Sheikh Dhiyab bin Isa (ruled 1761-1793) Built Qasr Al Hosn as a watchtower to guard over the only freshwater well on Abu Dhabi island.

Sheikh Shakhbut bin Dhiyab (ruled 1793-1816) Expanded the tower into a small fort and transferred his ruling place of residence from Liwa Oasis to the fort on the island.

Sheikh Tahnoon bin Shakhbut (ruled 1818-1833) Expanded Qasr Al Hosn further as Abu Dhabi grew from a small village of palm huts to a town of more than 5,000 inhabitants.

Sheikh Khalifa bin Shakhbut (ruled 1833-1845) Repaired and fortified the fort.

Sheikh Saeed bin Tahnoon (ruled 1845-1855) Turned Qasr Al Hosn into a strong two-storied structure.

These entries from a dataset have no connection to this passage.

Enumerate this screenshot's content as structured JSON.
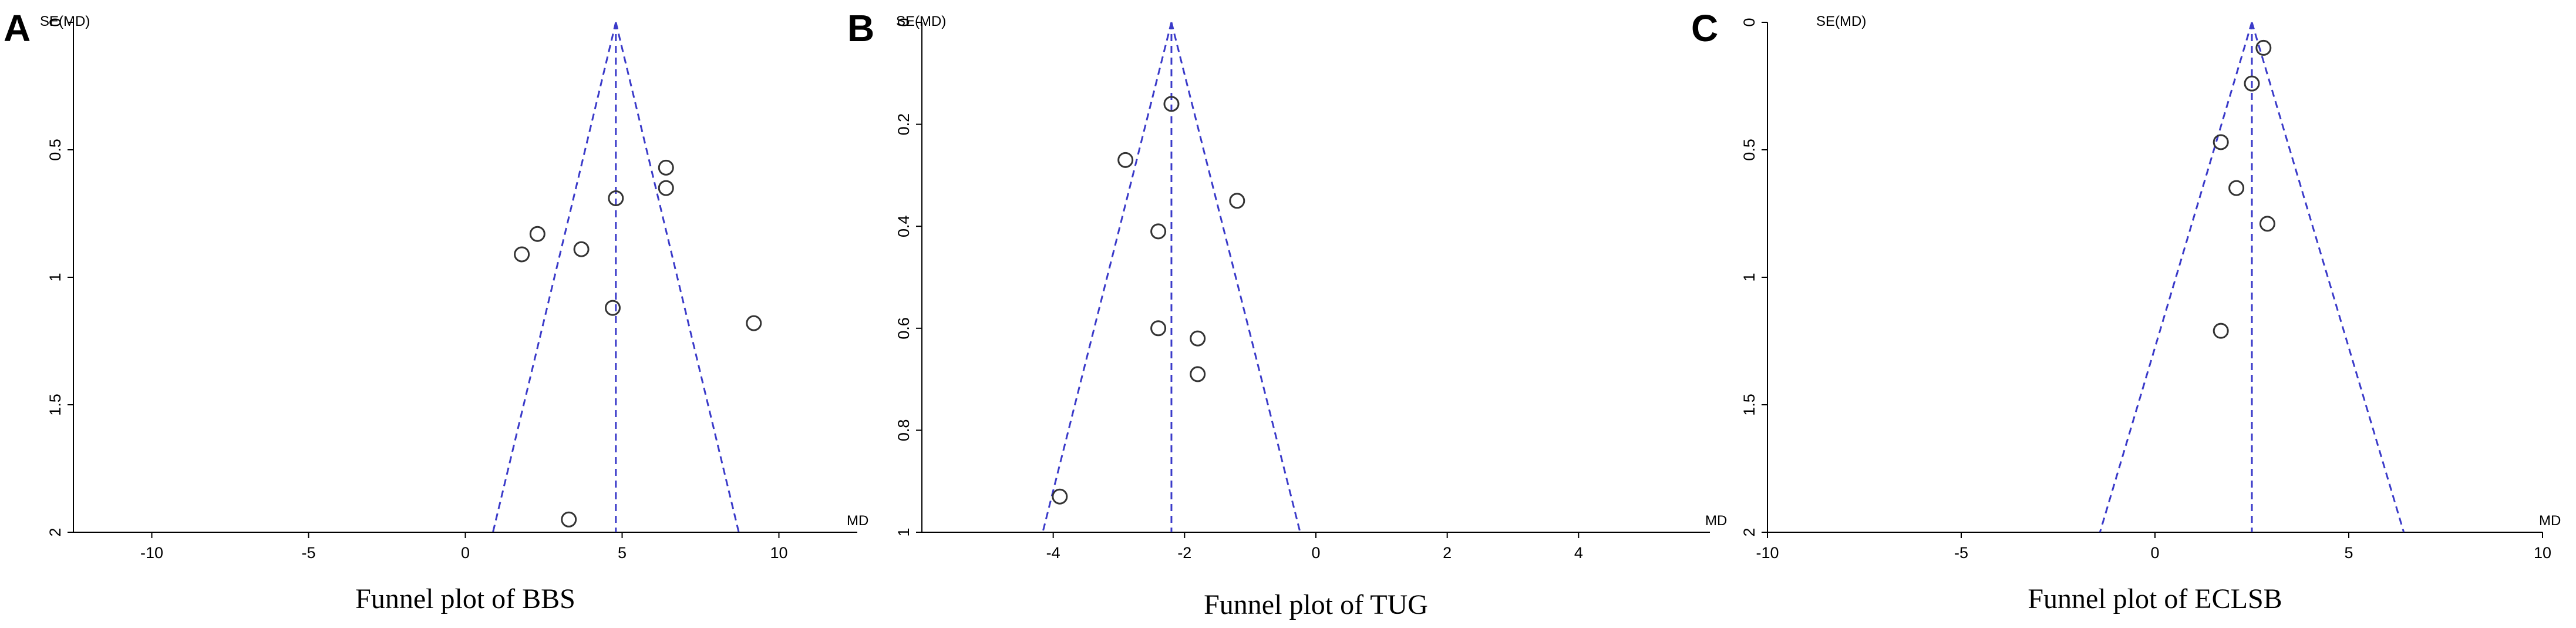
{
  "chart_data": [
    {
      "type": "scatter",
      "panel_label": "A",
      "title": "Funnel plot of  BBS",
      "xlabel": "MD",
      "ylabel": "SE(MD)",
      "xlim": [
        -12.5,
        12.5
      ],
      "ylim": [
        0,
        2
      ],
      "y_inverted": true,
      "xticks": [
        -10,
        -5,
        0,
        5,
        10
      ],
      "yticks": [
        0,
        0.5,
        1,
        1.5,
        2
      ],
      "xtick_labels": [
        "-10",
        "-5",
        "0",
        "5",
        "10"
      ],
      "ytick_labels": [
        "0",
        "0.5",
        "1",
        "1.5",
        "2"
      ],
      "pooled_md": 4.8,
      "funnel_z": 1.96,
      "colors": {
        "funnel": "#3a3ac9",
        "points": "#333333"
      },
      "points": [
        {
          "x": 6.4,
          "y": 0.57
        },
        {
          "x": 6.4,
          "y": 0.65
        },
        {
          "x": 4.8,
          "y": 0.69
        },
        {
          "x": 2.3,
          "y": 0.83
        },
        {
          "x": 3.7,
          "y": 0.89
        },
        {
          "x": 1.8,
          "y": 0.91
        },
        {
          "x": 4.7,
          "y": 1.12
        },
        {
          "x": 9.2,
          "y": 1.18
        },
        {
          "x": 3.3,
          "y": 1.95
        }
      ]
    },
    {
      "type": "scatter",
      "panel_label": "B",
      "title": "Funnel plot of  TUG",
      "xlabel": "MD",
      "ylabel": "SE(MD)",
      "xlim": [
        -6,
        6
      ],
      "ylim": [
        0,
        1
      ],
      "y_inverted": true,
      "xticks": [
        -4,
        -2,
        0,
        2,
        4
      ],
      "yticks": [
        0,
        0.2,
        0.4,
        0.6,
        0.8,
        1
      ],
      "xtick_labels": [
        "-4",
        "-2",
        "0",
        "2",
        "4"
      ],
      "ytick_labels": [
        "0",
        "0.2",
        "0.4",
        "0.6",
        "0.8",
        "1"
      ],
      "pooled_md": -2.2,
      "funnel_z": 1.96,
      "colors": {
        "funnel": "#3a3ac9",
        "points": "#333333"
      },
      "points": [
        {
          "x": -2.2,
          "y": 0.16
        },
        {
          "x": -2.9,
          "y": 0.27
        },
        {
          "x": -1.2,
          "y": 0.35
        },
        {
          "x": -2.4,
          "y": 0.41
        },
        {
          "x": -2.4,
          "y": 0.6
        },
        {
          "x": -1.8,
          "y": 0.62
        },
        {
          "x": -1.8,
          "y": 0.69
        },
        {
          "x": -3.9,
          "y": 0.93
        }
      ]
    },
    {
      "type": "scatter",
      "panel_label": "C",
      "title": "Funnel plot of  ECLSB",
      "xlabel": "MD",
      "ylabel": "SE(MD)",
      "xlim": [
        -10,
        10
      ],
      "ylim": [
        0,
        2
      ],
      "y_inverted": true,
      "xticks": [
        -10,
        -5,
        0,
        5,
        10
      ],
      "yticks": [
        0,
        0.5,
        1,
        1.5,
        2
      ],
      "xtick_labels": [
        "-10",
        "-5",
        "0",
        "5",
        "10"
      ],
      "ytick_labels": [
        "0",
        "0.5",
        "1",
        "1.5",
        "2"
      ],
      "pooled_md": 2.5,
      "funnel_z": 1.96,
      "colors": {
        "funnel": "#3a3ac9",
        "points": "#333333"
      },
      "points": [
        {
          "x": 2.8,
          "y": 0.1
        },
        {
          "x": 2.5,
          "y": 0.24
        },
        {
          "x": 1.7,
          "y": 0.47
        },
        {
          "x": 2.1,
          "y": 0.65
        },
        {
          "x": 2.9,
          "y": 0.79
        },
        {
          "x": 1.7,
          "y": 1.21
        }
      ]
    }
  ]
}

Sheikh Zayed bin Khalifa (ruled 1855-1909) Expanded Qasr Al Hosn further to reflect the emirate's increasing prominence.

Sheikh Shakhbut bin Sultan (ruled 1928-1966) Renovated and enlarged Qasr Al Hosn, adding a decorative arch and two new villas.

Sheikh Zayed bin Sultan (ruled 1966-2004) Moved the royal residence to Al Manhal palace and kept his diwan at Qasr Al Hosn.